La ventaja en esta forma de comunicación, es que el oyente no se siente inmediatamente acusado y expuesto, y por eso no tiene que reaccionar protegiéndose a sí mismo; sino que puede acoger la comparación de forma indirecta, para luego aplicársela a sí mismo.
Otra ventaja de esta forma de comunicación, es que le permite al oyente sacar conclusiones objetivas, sin que inmediatamente quede implicada su propia persona. Así, puede formarse un juicio más objetivo.
En todo caso, el Señor habrá tenido sus motivos al escoger este medio, para dar a entender a las autoridades religiosas que lo que estaban a punto de hacer era lo mismo que sus padres habían hecho con los profetas. Antes de decirles la parábola que hoy escuchamos, el Señor les había dejado en claro, a través de otra comparación, que los publicanos y las prostitutas habían creído en Juan el Bautista, mientras que ellos ni se arrepintieron ni creyeron en él (cf. Mt 21,28-32).
Viendo las formas y los métodos que usaba Jesús para hablar, también a nosotros se nos invita a pedirle al Espíritu Santo que, en las diferentes circunstancias, nos muestre cuál es la mejor manera de decir las cosas, aun si son difíciles; o cuáles son las palabras apropiadas en cada situación.
Al final del evangelio de hoy, el Señor hace una afirmación de mucha importancia: “Se os quitará el Reino de Dios para dárselo a un pueblo que rinda sus frutos.”
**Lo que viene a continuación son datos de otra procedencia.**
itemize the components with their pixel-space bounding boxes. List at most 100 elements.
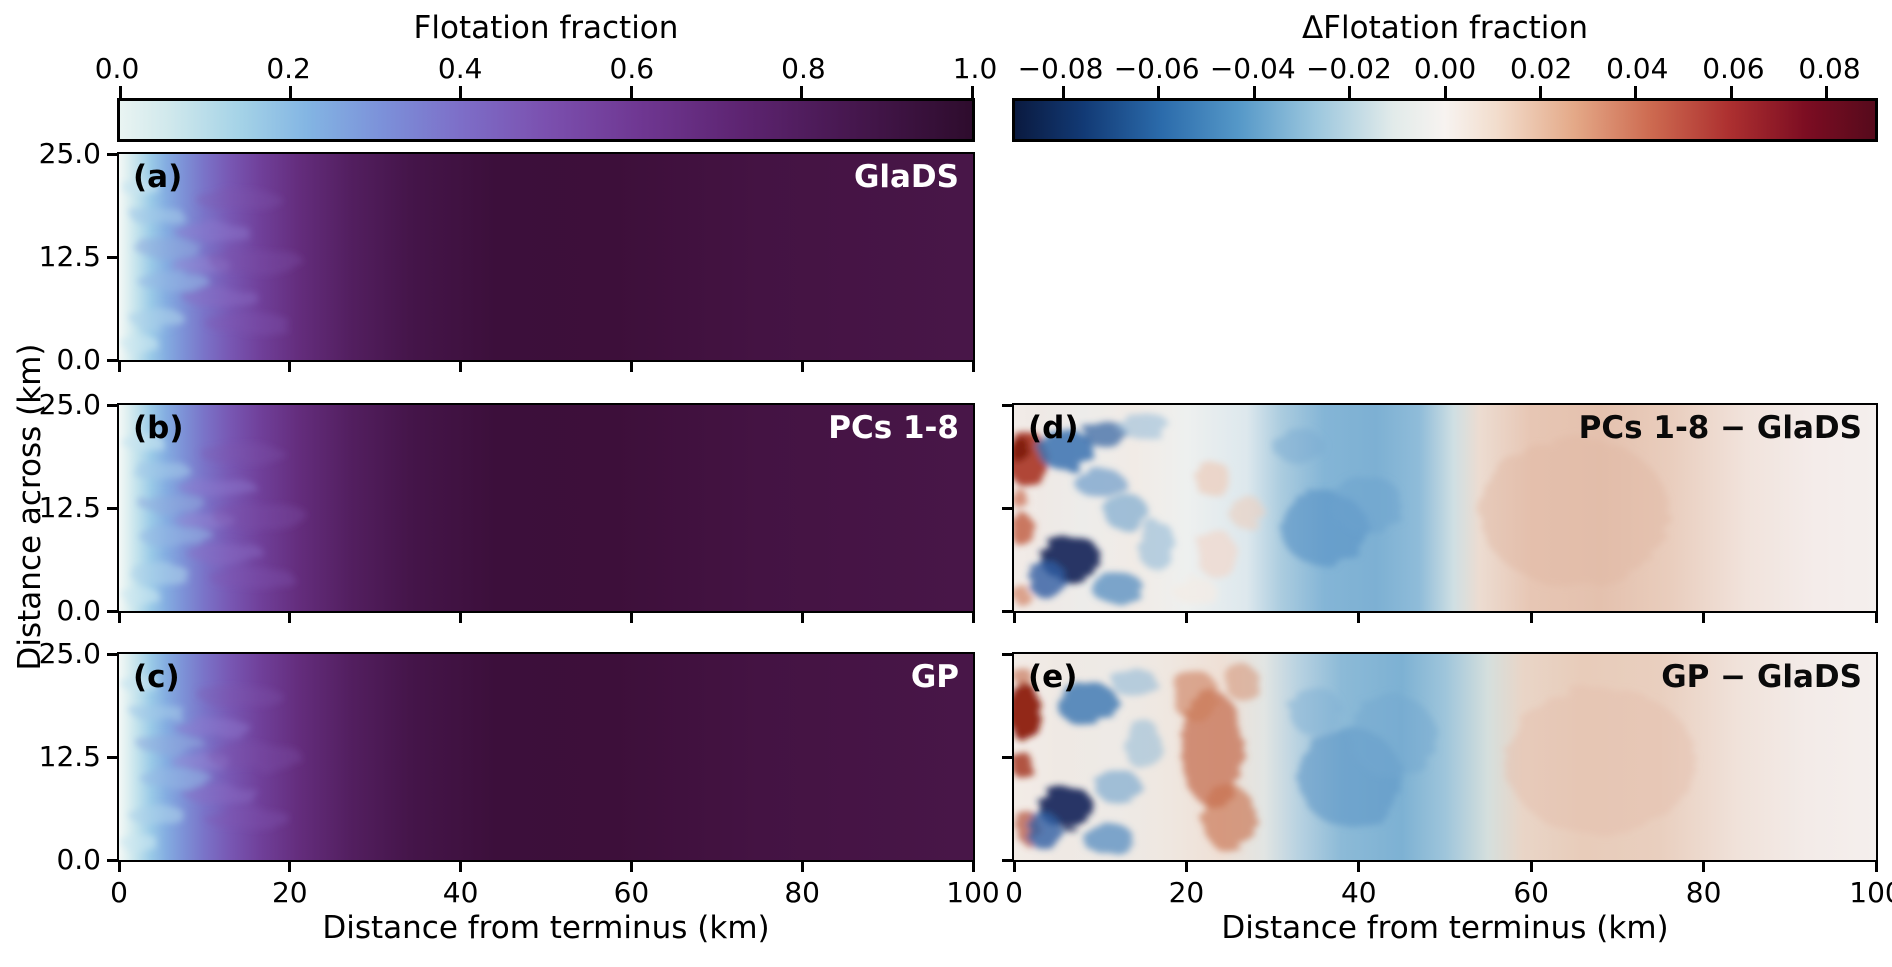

¿Acaso esto significa que el pueblo de Israel fue desechado por Dios, como lamentablemente se interpretó muchas veces en la cristiandad? Esta interpretación errónea se opondría a una afirmación de San Pablo, que en la Carta a los Romanos, escribe: “Que los dones y la vocación de Dios son irrevocables.” (Rom 11,29).
Lo que sí es cierto es que hasta el día de hoy, Israel como pueblo no ha creído en su Mesías, y se ha obstinado en su incredulidad. Pero esta obstinación no perdurará para siempre, porque San Pablo nos dice: “La ceguera de Israel fue parcial, hasta que entrara la plenitud de los gentiles, y así todo Israel se salve”. (Rom 11,25-26)
Entonces, nosotros podemos orar y darles a los judíos un buen testimonio del amor que Dios ha manifestado en su Hijo, porque todavía está por venir ese gran acontecimiento, de que Israel llegue a la fe.
Los hijos de Israel han atravesado un largo y muy doloroso camino, a lo largo de los siglos, sin tener el consuelo en la certeza de que el Dios de sus padres ha enviado a su propio Hijo para la redención del mundo.
Dios se apiada de su pueblo, y quiere limpiarlo de todos sus pecados con la sangre de su Hijo, y sanarlo de todos sus errores. Esto cuenta para Israel, y cuenta también para todos los pueblos de la Tierra.
La ceguera de los que eran en ese entonces jefes del pueblo, se cernió como una sombra sobre todo Israel. En lugar de facilitar el reconocimiento del Mesías, lo hicieron más difícil.
Entretanto, el pueblo de Israel tiene nuevamente una tierra. ¡Ojalá retorne también a su hogar en el corazón del Padre, ese corazón que Él abrió para toda la humanidad a través de su Hijo! ¡Que el Señor quite el velo de sus ojos, para que sean capaces de reconocer la gloria del Mesías de todos los pueblos! Entonces, se desvanecerá la sombra, y podemos esperar que sobrevendrá una enorme gracia en el momento en que Israel despierte a la plenitud de la vida.